PGRI Perlu Bentuk TPF UN
Dalam kaitan ini, secara pribadi saya usulkan kepada Persatuan Guru Republik Indonesia (PGRI) atau organisasi profesi guru lainnya untuk bertindak pro aktif, setidaknya untuk membentuk Tim Pencari Fakta (TPF) mengenai proses UN yang sesungguhnya. Selanjutnya, melakukan upaya advokasi atas para guru yang dianggap terlibat langsung dengan praktek kecurangan UN tersebut.
Mengapa hal ini penting ? Karena, sejak awal saya menduga bahwa sebenarnya praktek kecurangan massal merupakan fenomena umum di hampir banyak sekolah. Hal ini terjadi, karena UN telah melibatkan struktur birokrasi pemda yang menginstruksikan secara lisan agar Kepala Sekolah dan Guru ikut aktif dalam membantu siswanya lulus UN sesuai target. TPF penting dibentuk untuk memperoleh data yang lebih utuh dan bersifat independen yang langsung diberikan oleh para guru yang terlibat UN.
Posisi guru harus dibela secara wajar, karena ada kemungkinan besar bahwa pendidik ini lebih merupakan korban penderita juga dari sebuah kebijakan atasannya. Perlu ada kejelasan posisi para guru secara proporsional dari berbagai kasus curang UN yang terungkap. Perlu diungkap tuntas, bagaimana mekanisme pengawasan yang terjadi di lapangan, bagaimana kebijakan Kepala Sekolah terkait katrol rapor dan membantu siswa saat UN berlangsung, hingga bagaimana intervensi struktural dari para pejabat Dinas Pendidikan setempat.

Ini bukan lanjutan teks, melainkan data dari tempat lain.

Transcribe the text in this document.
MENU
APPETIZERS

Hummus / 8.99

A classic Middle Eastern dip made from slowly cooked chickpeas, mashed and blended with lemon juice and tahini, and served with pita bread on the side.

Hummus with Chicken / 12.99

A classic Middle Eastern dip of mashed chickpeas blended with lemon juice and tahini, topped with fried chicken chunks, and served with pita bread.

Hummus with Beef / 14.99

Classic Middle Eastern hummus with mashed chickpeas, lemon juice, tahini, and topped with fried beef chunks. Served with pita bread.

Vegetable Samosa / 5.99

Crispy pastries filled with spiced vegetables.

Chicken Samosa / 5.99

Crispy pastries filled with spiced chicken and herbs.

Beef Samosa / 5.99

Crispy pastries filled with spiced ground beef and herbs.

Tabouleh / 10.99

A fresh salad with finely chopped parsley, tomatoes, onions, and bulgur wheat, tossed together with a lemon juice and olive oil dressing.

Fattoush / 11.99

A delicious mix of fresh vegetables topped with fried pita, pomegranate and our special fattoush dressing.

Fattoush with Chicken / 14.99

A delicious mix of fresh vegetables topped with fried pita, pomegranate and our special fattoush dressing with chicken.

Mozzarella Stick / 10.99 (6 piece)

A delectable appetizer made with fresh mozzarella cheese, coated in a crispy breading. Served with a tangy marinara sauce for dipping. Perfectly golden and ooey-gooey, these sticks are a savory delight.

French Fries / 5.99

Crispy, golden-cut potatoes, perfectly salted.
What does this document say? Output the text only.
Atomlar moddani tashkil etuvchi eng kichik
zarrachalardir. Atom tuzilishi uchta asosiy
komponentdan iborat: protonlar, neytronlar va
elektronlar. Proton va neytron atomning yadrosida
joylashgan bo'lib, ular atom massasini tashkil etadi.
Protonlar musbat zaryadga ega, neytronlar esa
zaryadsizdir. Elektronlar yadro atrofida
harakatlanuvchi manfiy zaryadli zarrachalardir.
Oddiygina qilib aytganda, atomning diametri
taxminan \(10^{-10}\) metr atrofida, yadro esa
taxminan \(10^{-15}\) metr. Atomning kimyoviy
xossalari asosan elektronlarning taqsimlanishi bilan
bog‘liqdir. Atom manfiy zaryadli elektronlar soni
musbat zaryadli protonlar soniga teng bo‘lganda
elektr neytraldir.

TPF PGRI pun harus segera  menerima berbagai laporan yang jujur dari para guru mengenai apa sesungguhnya yang terjadi selama UN berlangsung. Hal ini penting, agar lebih terungkap secara lebih transparan, bahwa kasus-kasus yang terungkap itu amat mungkin merupakan bagian kecil saja dari praktek curang UN yang sesungguhnya. Amat mungkin, bahwa kasus UN di SDN Pesanggrahan, Jakarta dan SDN Gadel Surabaya, hanya karena “sial” saja, kecurangannya terungkap di media massa.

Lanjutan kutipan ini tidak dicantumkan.